It was the B-School campus presentation of a large pharma company. The learning and development head eloquently presented a three-year career plan at his firm. At the end of it, one of the students asked, “Can you specify what happens in the first year? Three years is too long a time to think through.” A couple of his friends nodded in acknowledgement. As it turned out, none of those three students attended the interviews with the company the next day.
“It’s hardly six months since you joined us, you are exceptional, but you have so much more to learn. It’s too early to change your job. Moreover, the start-up world is volatile,” an aggrieved manager told a young engineer who had quit to join a start-up for 50 per cent higher pay. “If I spend the same time there, I can pay off the entire loan amount of my new race bike,” the IT engineer retorted.
In the new age of gig work, there is a perspective mismatch between senior leaders of enterprises and employees when it comes to roles and returns.
For the longest time, most of us chose our career path based on Brand, Role, Industry and Money; let us call this BRIM. We were told when we were young that it was only natural to be confused about BRIM and that we would eventually settle down to a specific ‘role’ and ‘industry’. The brand and the money we wanted to work for were relatively easy to change, and many of us did that based on the opportunities that came along.
Employers too used the BRIM template while hiring. They chose new employees who were doing similar Roles, working for great Brands, mainly in a similar Industry and offered the Money they could afford. But over the last 18 months, the great resignation churned many organisations, and many felt the massive attrition was due to the Money and the young workforce.
However, as a recent study of CXO movements shows, many leaders just like their younger colleagues, also have an average tenure of less than three years.
So, the question is: are new jobseekers no longer picking roles and brands with tenure in mind? Can enterprises continue to sell the long-term role of growth over immediate gratification?
Role vs Gig
With such high churn and decreasing tenures in the modern era, should organisations construct their world of work differently? Instead of hiring someone for a role, should they now structure the roles like a gig? As data suggests, most entry to junior level roles is already seeing shorter tenures. In the technology industry, attrition and new hires have ensured that 40 per cent of the organisation is in transition.
So in a way, enterprises have already started working with this new reality. However, we also know that top talent always gets poached fast. So why not work in a way that allows specific short-term goals to be executed that impact the organisation rather than working with a stretched settling-in period for employees?
The transition to hiring such employees shouldn’t be a problem as, during job interviews, most of us assess candidates on skills. The two most asked questions are “what have you done” and “how did you do it”. The former points to the gig, and the latter the person who did it. Both are crucial inputs for recruiting talent. However, while the hiring part is easy, for Enterprises to transition towards creating structures to execute gig-based roles would require transformation.
Gig of a role
A 2022 HBR article by Jane McConnel talks about how the pharmaceutical major Sanofi brought the learn/apply/share model to bring the gig mindset to a role. They went on to say Sanofi was even able to retain top talent by offering them the internal gig model. All enterprises have an annual calendar with specific tasks or mapped initiatives for the year.

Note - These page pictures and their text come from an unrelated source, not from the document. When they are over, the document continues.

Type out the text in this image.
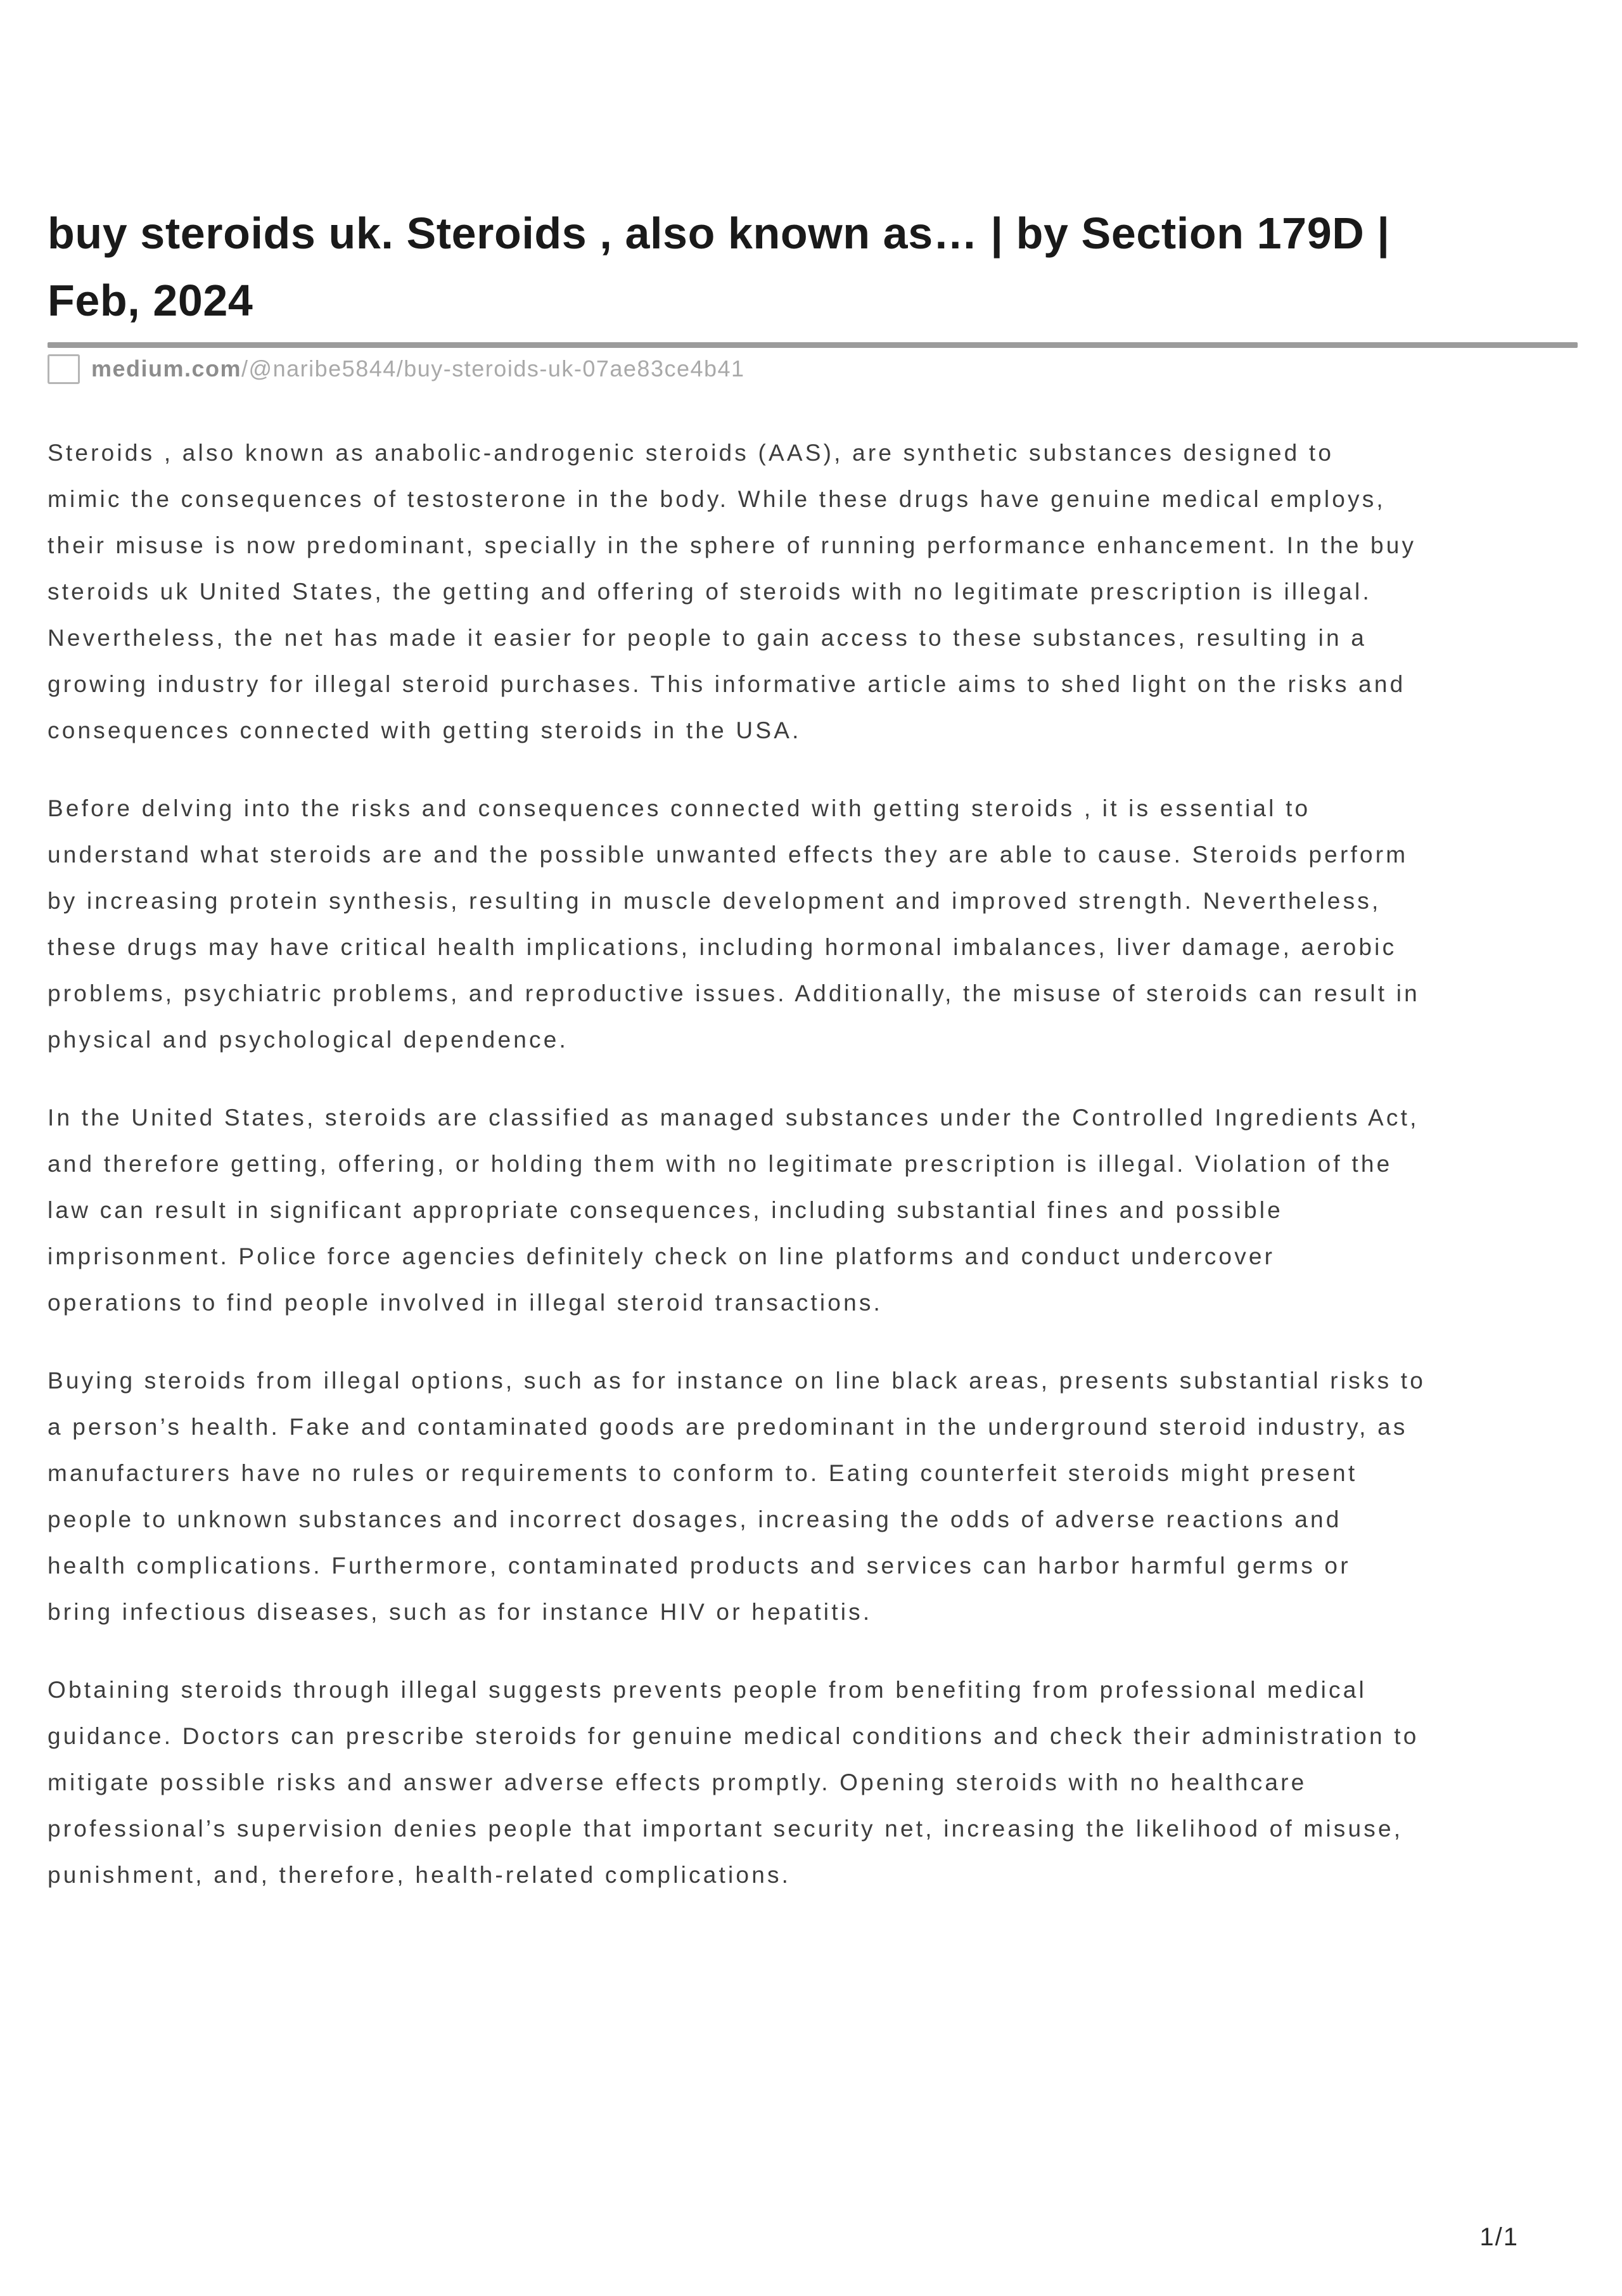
buy steroids uk. Steroids , also known as… | by Section 179D |
Feb, 2024
medium.com/@naribe5844/buy-steroids-uk-07ae83ce4b41
Steroids , also known as anabolic-androgenic steroids (AAS), are synthetic substances designed to
mimic the consequences of testosterone in the body. While these drugs have genuine medical employs,
their misuse is now predominant, specially in the sphere of running performance enhancement. In the buy
steroids uk United States, the getting and offering of steroids with no legitimate prescription is illegal.
Nevertheless, the net has made it easier for people to gain access to these substances, resulting in a
growing industry for illegal steroid purchases. This informative article aims to shed light on the risks and
consequences connected with getting steroids in the USA.
Before delving into the risks and consequences connected with getting steroids , it is essential to
understand what steroids are and the possible unwanted effects they are able to cause. Steroids perform
by increasing protein synthesis, resulting in muscle development and improved strength. Nevertheless,
these drugs may have critical health implications, including hormonal imbalances, liver damage, aerobic
problems, psychiatric problems, and reproductive issues. Additionally, the misuse of steroids can result in
physical and psychological dependence.
In the United States, steroids are classified as managed substances under the Controlled Ingredients Act,
and therefore getting, offering, or holding them with no legitimate prescription is illegal. Violation of the
law can result in significant appropriate consequences, including substantial fines and possible
imprisonment. Police force agencies definitely check on line platforms and conduct undercover
operations to find people involved in illegal steroid transactions.
Buying steroids from illegal options, such as for instance on line black areas, presents substantial risks to
a person’s health. Fake and contaminated goods are predominant in the underground steroid industry, as
manufacturers have no rules or requirements to conform to. Eating counterfeit steroids might present
people to unknown substances and incorrect dosages, increasing the odds of adverse reactions and
health complications. Furthermore, contaminated products and services can harbor harmful germs or
bring infectious diseases, such as for instance HIV or hepatitis.
Obtaining steroids through illegal suggests prevents people from benefiting from professional medical
guidance. Doctors can prescribe steroids for genuine medical conditions and check their administration to
mitigate possible risks and answer adverse effects promptly. Opening steroids with no healthcare
professional’s supervision denies people that important security net, increasing the likelihood of misuse,
punishment, and, therefore, health-related complications.
1/1
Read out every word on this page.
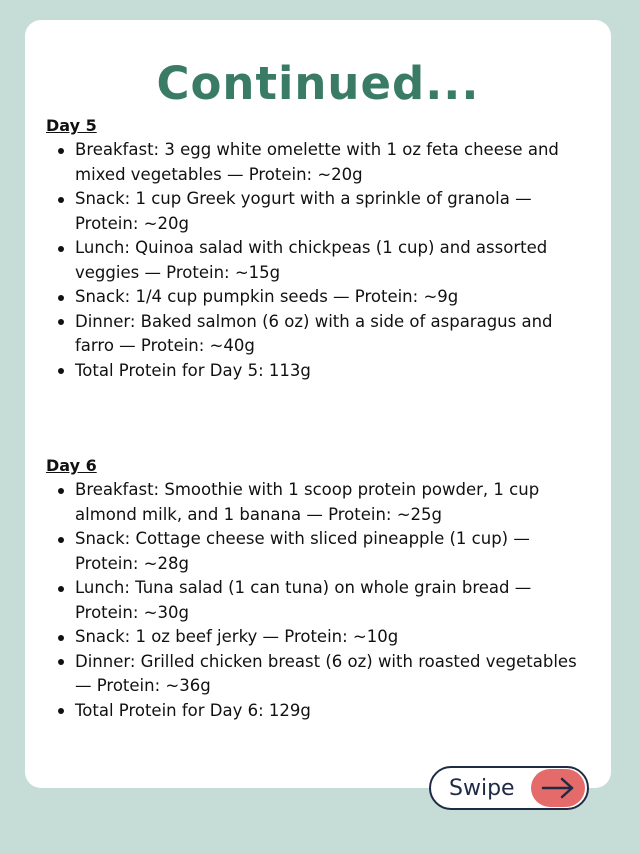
Continued...

Day 5

Breakfast: 3 egg white omelette with 1 oz feta cheese and mixed vegetables — Protein: ~20g
Snack: 1 cup Greek yogurt with a sprinkle of granola — Protein: ~20g
Lunch: Quinoa salad with chickpeas (1 cup) and assorted veggies — Protein: ~15g
Snack: 1/4 cup pumpkin seeds — Protein: ~9g
Dinner: Baked salmon (6 oz) with a side of asparagus and farro — Protein: ~40g
Total Protein for Day 5: 113g

Day 6

Breakfast: Smoothie with 1 scoop protein powder, 1 cup almond milk, and 1 banana — Protein: ~25g
Snack: Cottage cheese with sliced pineapple (1 cup) — Protein: ~28g
Lunch: Tuna salad (1 can tuna) on whole grain bread — Protein: ~30g
Snack: 1 oz beef jerky — Protein: ~10g
Dinner: Grilled chicken breast (6 oz) with roasted vegetables — Protein: ~36g
Total Protein for Day 6: 129g
Swipe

That being the case, can organisations construct a few high-impacting gigs every year which allow them to hire specific talent for the Gig or assign someone internally for the same? Some gigs can be new product launches, overseas expansions, M&As, or implementations of specific technologies or processes. Every organisation has attrition and must make stop-gap arrangements to manage certain vital tasks.
Instead of praying for a recession to retain or hire top talent, can the annual gig-based roles become a strategy for enterprises? Instead of hiring someone for a role, can enterprises structure the roles like a series / chain of gigs?
“Instead of praying for a recession to retain or hire top talent, can the annual gig-based roles become a strategy for enterprises? Instead of hiring someone for a role, can enterprises structure the roles like a series/chain of gigs?”
Yes, we need to let go of some of our current role-based frameworks and processes. But, with talent seeking increased flexibility in their job engagement, can enterprises also bring new models to get the best out of the talent who definitely will continue to hop, skip and jump through their employment? Can we think of introducing annual gigs rather than continue to romanticise long-term careers? To make a start, enterprises should rewrite job descriptions and make them gig-able.